The trade union IMPACT said the move was to allow "detailed consideration" of an arbitration finding issued by Labour Relations Commission chief executive Kieran Mulvey yesterday evening.
In a statement, the union said: "The detailed findings, which run to 39 pages and reflect the complex technical issues under consideration, deserves and demands close reading and analysis.
"Time will also be required for cabin crew staff to read, digest and discuss the document.
"It would be unreasonable to press ahead with industrial action while this happens and IMPACT is, therefore, suspending its planned work-to-rule to allow detailed consideration of the arbitration finding."
It noted the findings recommend "a revision of existing agreements ... in order to meet the agreed objective of 850 flying hours a year as part of cabin crews' overall working time".
Aer Lingus argued the changes were necessary to allow for all cabin crew to work the agreed total of 850 flight-hours annually.
But IMPACT said the dispute was "triggered by management's imposition of changed rosters without agreement".
The union, which represents the majority of cabin crew at the airline, called on Aer Lingus to "immediately reverse the harsh and unnecessary changes imposed, without agreement, on cabin crew in recent weeks".
It said the new roster would see cabin crew working longer hours and losing breaks and rest periods.
Mr Mulvey insisted his recommendations "should not be a new negotiation process".
"The opportunity should be taken to work together to produce a 'new book' of whatever colour to provide mutual clarity of the working arrangements for cabin crew," he said.
The cabin crew served formal notice of industrial action on the airline on August 12.

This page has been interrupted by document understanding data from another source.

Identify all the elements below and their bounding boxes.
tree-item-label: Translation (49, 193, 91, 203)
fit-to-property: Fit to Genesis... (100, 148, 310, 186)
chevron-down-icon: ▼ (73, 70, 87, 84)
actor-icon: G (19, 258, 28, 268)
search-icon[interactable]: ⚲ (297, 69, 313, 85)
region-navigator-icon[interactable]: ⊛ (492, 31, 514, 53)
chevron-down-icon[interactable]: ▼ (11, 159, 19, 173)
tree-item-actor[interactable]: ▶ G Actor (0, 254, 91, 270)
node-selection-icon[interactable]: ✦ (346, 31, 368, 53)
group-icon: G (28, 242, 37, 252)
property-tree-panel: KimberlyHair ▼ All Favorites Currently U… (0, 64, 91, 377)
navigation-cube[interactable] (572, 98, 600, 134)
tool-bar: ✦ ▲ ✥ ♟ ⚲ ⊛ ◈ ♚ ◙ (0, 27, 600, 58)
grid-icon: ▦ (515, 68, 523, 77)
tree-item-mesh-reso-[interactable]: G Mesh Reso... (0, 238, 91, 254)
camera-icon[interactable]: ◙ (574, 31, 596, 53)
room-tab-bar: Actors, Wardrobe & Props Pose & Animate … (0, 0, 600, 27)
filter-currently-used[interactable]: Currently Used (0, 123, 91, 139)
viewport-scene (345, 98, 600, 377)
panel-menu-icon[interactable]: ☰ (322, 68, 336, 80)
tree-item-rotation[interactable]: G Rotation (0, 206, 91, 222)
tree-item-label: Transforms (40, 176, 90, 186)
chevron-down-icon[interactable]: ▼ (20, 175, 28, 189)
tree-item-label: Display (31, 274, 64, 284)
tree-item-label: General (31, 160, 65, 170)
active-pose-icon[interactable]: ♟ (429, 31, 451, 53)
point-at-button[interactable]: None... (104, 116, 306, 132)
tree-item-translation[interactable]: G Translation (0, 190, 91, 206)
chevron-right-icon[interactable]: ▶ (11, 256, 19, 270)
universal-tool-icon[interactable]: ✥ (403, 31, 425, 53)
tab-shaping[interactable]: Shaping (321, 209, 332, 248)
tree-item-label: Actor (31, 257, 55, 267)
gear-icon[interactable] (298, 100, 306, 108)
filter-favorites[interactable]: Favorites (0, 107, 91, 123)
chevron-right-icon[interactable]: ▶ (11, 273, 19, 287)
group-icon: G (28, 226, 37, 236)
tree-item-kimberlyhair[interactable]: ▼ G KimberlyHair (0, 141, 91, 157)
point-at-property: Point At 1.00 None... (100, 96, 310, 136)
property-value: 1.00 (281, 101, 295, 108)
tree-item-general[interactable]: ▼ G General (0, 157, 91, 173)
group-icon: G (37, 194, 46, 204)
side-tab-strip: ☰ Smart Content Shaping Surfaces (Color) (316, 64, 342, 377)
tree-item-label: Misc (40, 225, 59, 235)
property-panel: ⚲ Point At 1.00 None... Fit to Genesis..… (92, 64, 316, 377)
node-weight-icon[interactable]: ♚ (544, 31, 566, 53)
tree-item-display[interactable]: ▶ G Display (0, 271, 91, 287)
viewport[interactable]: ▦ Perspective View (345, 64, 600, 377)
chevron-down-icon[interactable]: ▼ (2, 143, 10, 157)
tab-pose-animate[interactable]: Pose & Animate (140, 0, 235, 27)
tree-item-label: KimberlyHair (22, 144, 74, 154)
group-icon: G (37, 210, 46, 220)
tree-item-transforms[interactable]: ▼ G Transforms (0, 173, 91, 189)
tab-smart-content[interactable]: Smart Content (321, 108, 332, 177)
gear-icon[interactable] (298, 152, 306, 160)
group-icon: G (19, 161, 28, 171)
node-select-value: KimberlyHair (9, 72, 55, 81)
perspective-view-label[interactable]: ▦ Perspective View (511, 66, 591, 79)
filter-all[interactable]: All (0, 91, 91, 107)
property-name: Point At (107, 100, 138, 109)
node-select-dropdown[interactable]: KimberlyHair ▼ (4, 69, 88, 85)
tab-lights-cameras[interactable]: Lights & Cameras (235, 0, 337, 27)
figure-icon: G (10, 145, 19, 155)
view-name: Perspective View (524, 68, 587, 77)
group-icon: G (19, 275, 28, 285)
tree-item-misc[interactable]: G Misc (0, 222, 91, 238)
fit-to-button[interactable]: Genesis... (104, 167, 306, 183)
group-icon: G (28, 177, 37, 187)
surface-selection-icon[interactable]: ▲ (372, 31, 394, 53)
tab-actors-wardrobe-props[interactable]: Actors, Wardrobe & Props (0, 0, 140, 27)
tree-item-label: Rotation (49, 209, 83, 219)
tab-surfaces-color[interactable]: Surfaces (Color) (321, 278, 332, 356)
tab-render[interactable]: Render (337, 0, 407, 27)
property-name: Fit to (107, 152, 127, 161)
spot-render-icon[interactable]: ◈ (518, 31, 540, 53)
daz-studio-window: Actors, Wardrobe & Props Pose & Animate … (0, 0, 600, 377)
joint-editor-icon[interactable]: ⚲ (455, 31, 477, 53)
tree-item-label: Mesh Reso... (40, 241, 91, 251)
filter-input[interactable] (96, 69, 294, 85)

A strike would only have arisen if disciplinary action was taken against crew for working to their original contracts.
Aer Lingus said it was developing contingency plans to deal with every eventuality.
Director of Staff Relations Sean Murphy said, if the increased flying hours were not delivered, the airline would have to hire staff to cover the schedule, which would make no sense when they were trying to cut costs.
The traditional 'black book' agreement on rosters and working time had been dissolved on November 13 to be replaced by the Greenfield cost-reduction package, he said.